Hier "palais social", aujourd'hui "musée habité", demain en partie "hôtel multi-standard": loin de sa vocation d'origine du XIXe siècle mais fidèle à la philosophie de son créateur, l'industriel Jean-Baptiste André Godin, le Familistère de Guise se réinvente au fil de sa lente réhabilitation.
"Nous avons accueilli 65.000 visiteurs en 2016, dont 7% d'étrangers, ce qui fait du Familistère le musée le plus visité de l'Aisne", souligne Amélie Godbert, chargée de promotion du site, implanté dans une ville de 5.000 habitants de ce département essentiellement rural.Le lieu célébrera le bicentenaire de la naissance de Godin (1817-1888) dimanche lors d'une soirée de concerts suivie le lendemain par des animations à l'occasion de la Fête du travail, une journée fêtée depuis 150 ans dans ce symbole du progrès social.

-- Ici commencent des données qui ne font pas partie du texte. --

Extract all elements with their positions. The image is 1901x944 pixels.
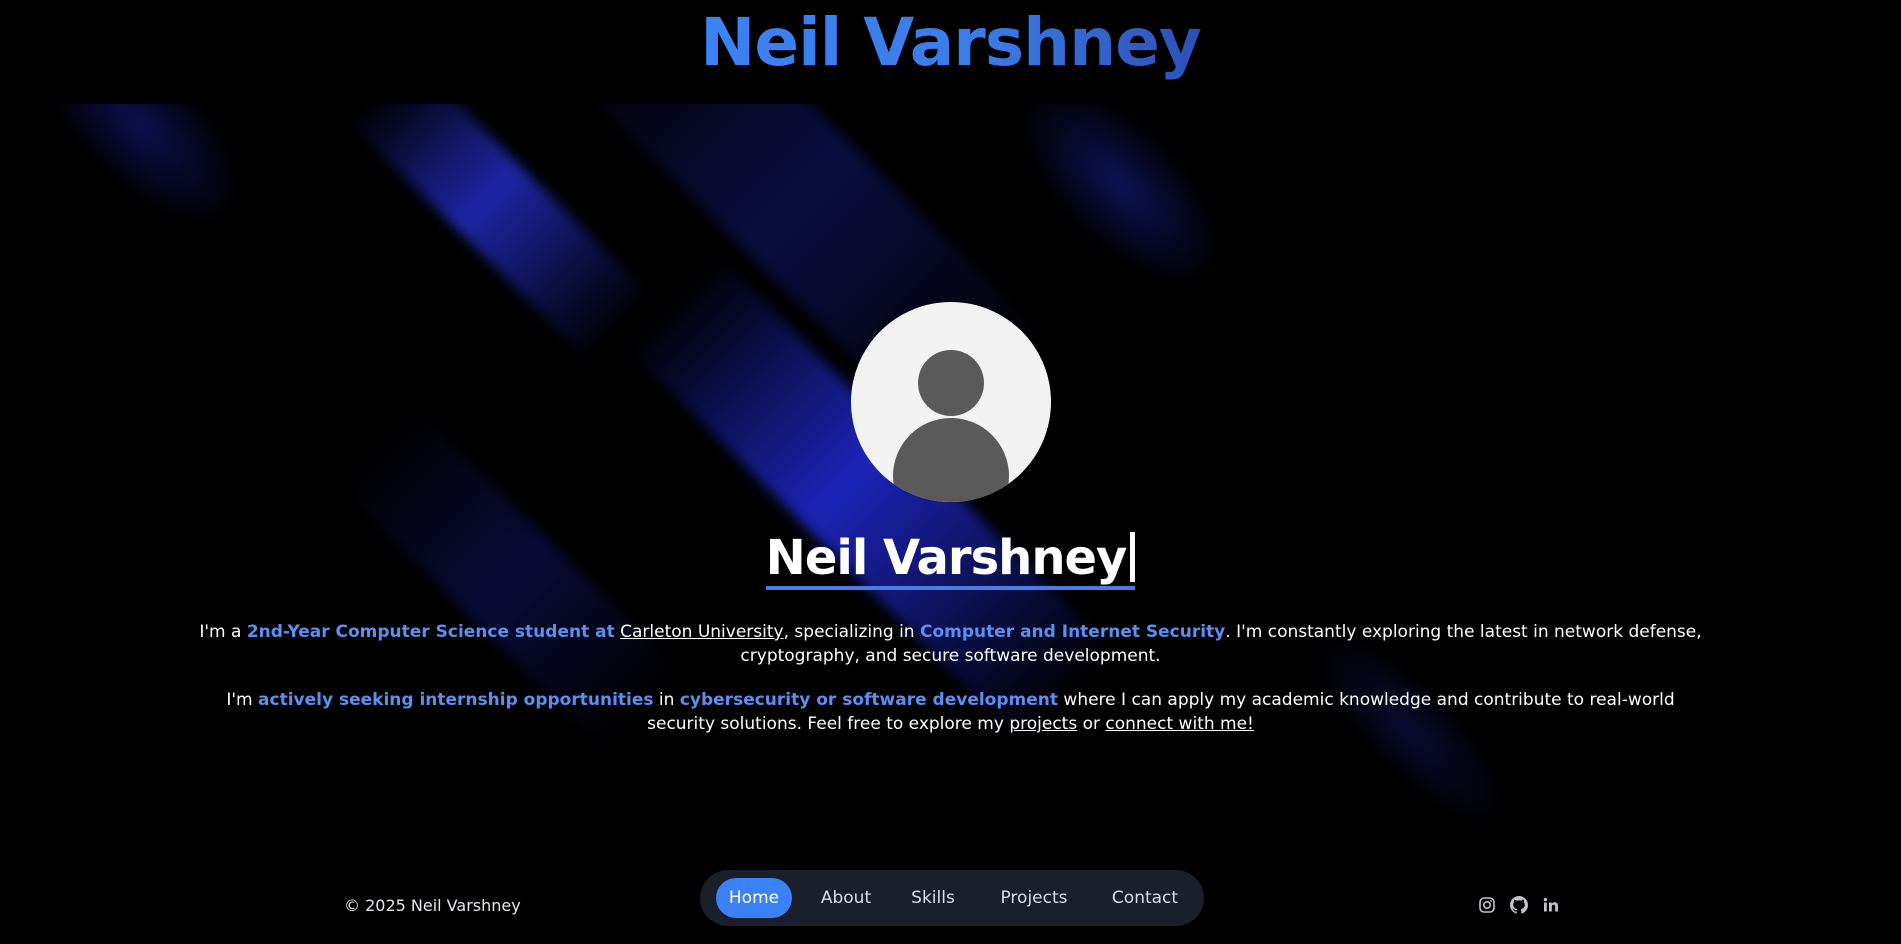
seeking-text-4: or bbox=[1077, 714, 1106, 734]
linkedin-icon[interactable] bbox=[1542, 896, 1560, 914]
bottom-nav: Home About Skills Projects Contact bbox=[700, 870, 1204, 926]
avatar bbox=[850, 302, 1051, 502]
site-title[interactable]: Neil Varshney bbox=[700, 0, 1202, 82]
nav-item-projects[interactable]: Projects bbox=[984, 878, 1084, 918]
intro-text-3: , specializing in bbox=[783, 622, 920, 642]
intro-paragraph: I'm a 2nd-Year Computer Science student … bbox=[191, 620, 1711, 668]
copyright-text: © 2025 Neil Varshney bbox=[344, 896, 521, 915]
seeking-highlight-internship: actively seeking internship opportunitie… bbox=[258, 690, 654, 710]
typing-caret bbox=[1130, 532, 1136, 582]
projects-link[interactable]: projects bbox=[1009, 714, 1077, 734]
site-header: Neil Varshney bbox=[0, 0, 1901, 104]
intro-text-1: I'm a bbox=[199, 622, 247, 642]
instagram-icon[interactable] bbox=[1478, 896, 1496, 914]
seeking-paragraph: I'm actively seeking internship opportun… bbox=[191, 688, 1711, 736]
nav-item-skills[interactable]: Skills bbox=[900, 878, 966, 918]
nav-item-contact[interactable]: Contact bbox=[1102, 878, 1188, 918]
avatar-head-shape bbox=[917, 350, 984, 416]
seeking-text-2: in bbox=[653, 690, 680, 710]
seeking-highlight-field: cybersecurity or software development bbox=[679, 690, 1059, 710]
hero-name-wrap: Neil Varshney bbox=[0, 530, 1901, 596]
nav-item-about[interactable]: About bbox=[810, 878, 882, 918]
hero-name: Neil Varshney bbox=[765, 530, 1136, 590]
intro-highlight-specialization: Computer and Internet Security bbox=[919, 622, 1226, 642]
github-icon[interactable] bbox=[1510, 896, 1528, 914]
hero-section: Neil Varshney I'm a 2nd-Year Computer Sc… bbox=[0, 300, 1901, 736]
carleton-university-link[interactable]: Carleton University bbox=[620, 622, 783, 642]
connect-link[interactable]: connect with me! bbox=[1105, 714, 1253, 734]
avatar-body-shape bbox=[892, 418, 1009, 502]
hero-name-text: Neil Varshney bbox=[765, 530, 1128, 586]
seeking-text-1: I'm bbox=[226, 690, 259, 710]
nav-item-home[interactable]: Home bbox=[716, 878, 792, 918]
site-footer: © 2025 Neil Varshney Home About Skills P… bbox=[0, 870, 1901, 926]
page: Neil Varshney Neil Varshney I'm a 2nd-Ye… bbox=[0, 0, 1901, 944]
intro-highlight-degree: 2nd-Year Computer Science student at bbox=[246, 622, 615, 642]
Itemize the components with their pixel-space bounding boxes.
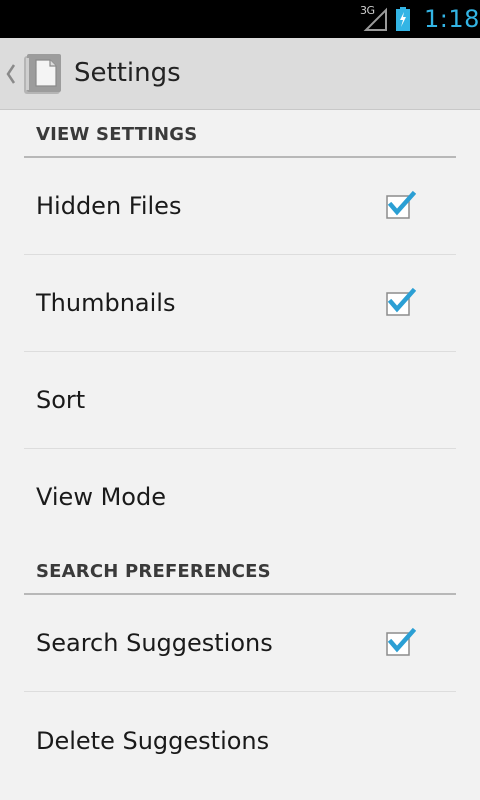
search-suggestions-checkbox[interactable] — [386, 627, 416, 657]
category-header: SEARCH PREFERENCES — [36, 561, 271, 582]
network-signal-icon: 3G — [360, 4, 388, 32]
pref-view-mode[interactable]: View Mode — [24, 449, 456, 546]
preference-list: VIEW SETTINGS Hidden Files Thumbnails So… — [0, 110, 480, 800]
pref-search-suggestions[interactable]: Search Suggestions — [24, 595, 456, 692]
pref-delete-suggestions[interactable]: Delete Suggestions — [24, 693, 456, 790]
document-icon — [24, 54, 61, 94]
status-bar: 3G 1:18 — [0, 0, 480, 38]
pref-hidden-files[interactable]: Hidden Files — [24, 158, 456, 255]
action-bar: Settings — [0, 38, 480, 110]
pref-label: Delete Suggestions — [36, 727, 270, 755]
pref-label: Hidden Files — [36, 192, 182, 220]
thumbnails-checkbox[interactable] — [386, 287, 416, 317]
up-navigation-button[interactable] — [0, 38, 68, 110]
clock: 1:18 — [424, 5, 480, 33]
pref-thumbnails[interactable]: Thumbnails — [24, 255, 456, 352]
category-search-preferences: SEARCH PREFERENCES — [24, 547, 456, 595]
pref-label: Search Suggestions — [36, 629, 273, 657]
category-header: VIEW SETTINGS — [36, 124, 198, 145]
pref-sort[interactable]: Sort — [24, 352, 456, 449]
pref-label: Sort — [36, 386, 86, 414]
hidden-files-checkbox[interactable] — [386, 190, 416, 220]
chevron-left-icon — [6, 64, 16, 84]
battery-charging-icon — [396, 7, 410, 31]
pref-label: View Mode — [36, 483, 166, 511]
category-view-settings: VIEW SETTINGS — [24, 110, 456, 158]
page-title: Settings — [74, 58, 181, 88]
pref-label: Thumbnails — [36, 289, 176, 317]
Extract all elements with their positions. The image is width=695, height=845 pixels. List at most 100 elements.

Erigé en "Versailles ouvrier" capable d'héberger "jusqu'à 1.800 personnes dans 500 logements", le Familistère a été conçu entre 1859 et 1884 par Godin, "patron atypique parti de rien" et adepte des théories du philosophe Charles Fourier (1772-1837), pour loger ses ouvriers à deux pas de son usine qui fut "leader mondial des appareils de chauffage", rappelle Mme Godbert.
L'imposant bâtiment en brique rouge en forme de U est défini par ses guides comme "le seul musée habité de France", même s'il ne reste plus qu'une vingtaine de familles au sein du pavillon central, des descendants des ouvriers de l'usine ou des personnes venues s'y installer après l'épopée familistérienne. Une seule famille réside ici depuis cinq générations.
Depuis 2000, 70 millions d'euros d'investissement public ont été alloués au programme de réhabilitation baptisé "Utopia", permettant de restaurer la bâtisse qui tombait lentement en décrépitude depuis le rachat de la coopérative ouvrière en 1968.
"Mauvais état"
Le pavillon central et sa verrière, l'aile droite où se trouve l'appartement de Godin, la buanderie piscine, le théâtre qui revit depuis 2011, les jardins et les économats, anciens commerces transformés en accueil et restauration pour les visiteurs, composent le parcours muséal du Familistère.
Deux nouveaux projets sont à l'étude: "dans l'aile droite 70 logements à loyer modéré qui seront proposés à la location et dans l'aile gauche un projet d'hôtel multi-standard qui ira de l'auberge de jeunesse à la suite", précise Mme Godbert, sans pouvoir donner de détails sur le calendrier. Les travaux ont été amorcés dans l'aile gauche, avec le remplacement de la verrière, mais sont loin d'être achevés tant les lieux sont "en très mauvais état", admet-elle.
Les couloirs à la peinture effritée gardent quelques traces de vie : "Merci de ne plus mettre de publicité dans cette boîte", peut-on lire au numéro 32, qui héberge encore de vieux meubles abandonnés. Plongés dans cette atmosphère étrange, les greniers ont séduit le groupe de rock français Indochine "pour les besoins d'un clip", glisse la guide.
Cette partie du Familistère sera exceptionnellement ouverte au public le 1er mai, de même que l'usine, dont le showroom aux allures de cabinet de curiosités dévoile les objets en fonte qui ont fait la renommée de Godin: poêles, réchauds à gaz, cuisinières, porte-parapluies, jardinières...
Plus de 2.000 ouvriers ont travaillé au plus fort de la production dans cette usine aujourd'hui propriété du groupe Cheminées Philippe, qui y emploie entre 300 et 400 personnes.